Mr Hill was voluntarily interviewed under caution by police in connection with the accident. 

A spokesman for the AAIB told the hearing it had released three special bulletins into the crash on August 22 last year with its full report due to be released at the end of the summer.

Its most recent bulletin revealed that the airshow's risk assessment did not "show the range of hazards presented by different display aircraft."

Ms Schofield adjourned the proceedings for a further pre-inquest review hearing to be held on September 19.

This year's event has been cancelled out of respect for those affected.

Steps taken in the immediate aftermath of the disaster - such as banning ex-military jets from performing aerobatics over land - remain in place until the publication of a full air accident report into what caused the crash.

The Civil Aviation Authority has warned that a number of air shows will not go ahead this year unless they adopt new safety measures.

James Healy-Pratt, of Stewarts Law, who is representing six of the families, said outside the hearing: "The families deserve the truth about how their loved ones lost their lives in this accident.

"This inquest process is all about that and it is their best chance of getting to the truth.

"The families also want to make sure that further innocent lives are not lost at future air shows and this inquest process may well highlight further steps that are needed to be taken by the authorities and regulators."

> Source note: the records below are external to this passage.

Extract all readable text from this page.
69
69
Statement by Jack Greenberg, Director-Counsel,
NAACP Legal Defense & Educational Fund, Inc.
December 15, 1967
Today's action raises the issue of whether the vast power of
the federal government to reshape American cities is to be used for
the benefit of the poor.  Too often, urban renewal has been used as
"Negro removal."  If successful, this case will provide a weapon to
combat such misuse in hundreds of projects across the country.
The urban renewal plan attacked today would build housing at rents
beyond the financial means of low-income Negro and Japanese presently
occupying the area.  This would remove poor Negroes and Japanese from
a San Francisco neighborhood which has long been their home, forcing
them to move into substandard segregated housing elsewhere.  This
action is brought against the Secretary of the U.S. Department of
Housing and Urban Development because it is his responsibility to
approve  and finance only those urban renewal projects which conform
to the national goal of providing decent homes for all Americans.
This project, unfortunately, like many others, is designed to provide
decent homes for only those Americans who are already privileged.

He added: "If there are what I would call serious criminal charges brought by the CPS, it's likely the inquest will not take place until that serious criminal charge process has been completed.

"The worst case would be 2018; in my view, best case is this time next year, but it's factors outside the families' control. I have warned the families it could be a long time."

Jim Morris, of Irwin Mitchell, who is representing several families, said after the hearing: "This is likely to be a lengthy and complicated inquest and, crucially, it gives families the opportunity to put questions themselves or through their legal representatives to key witnesses involved in the tragedy and the investigation.

"We hope the inquest process will pull all relevant evidence together and provide a complete and detailed picture of the full chain of events that led to this terrible disaster.

"We have heard from the AAIB's recent Special Bulletin how the safety of air shows can be improved. The recommendations are welcomed but it is a matter of deep regret that it has taken the terrible loss of life at Shoreham before these recommendations, many of which are common sense, have been made."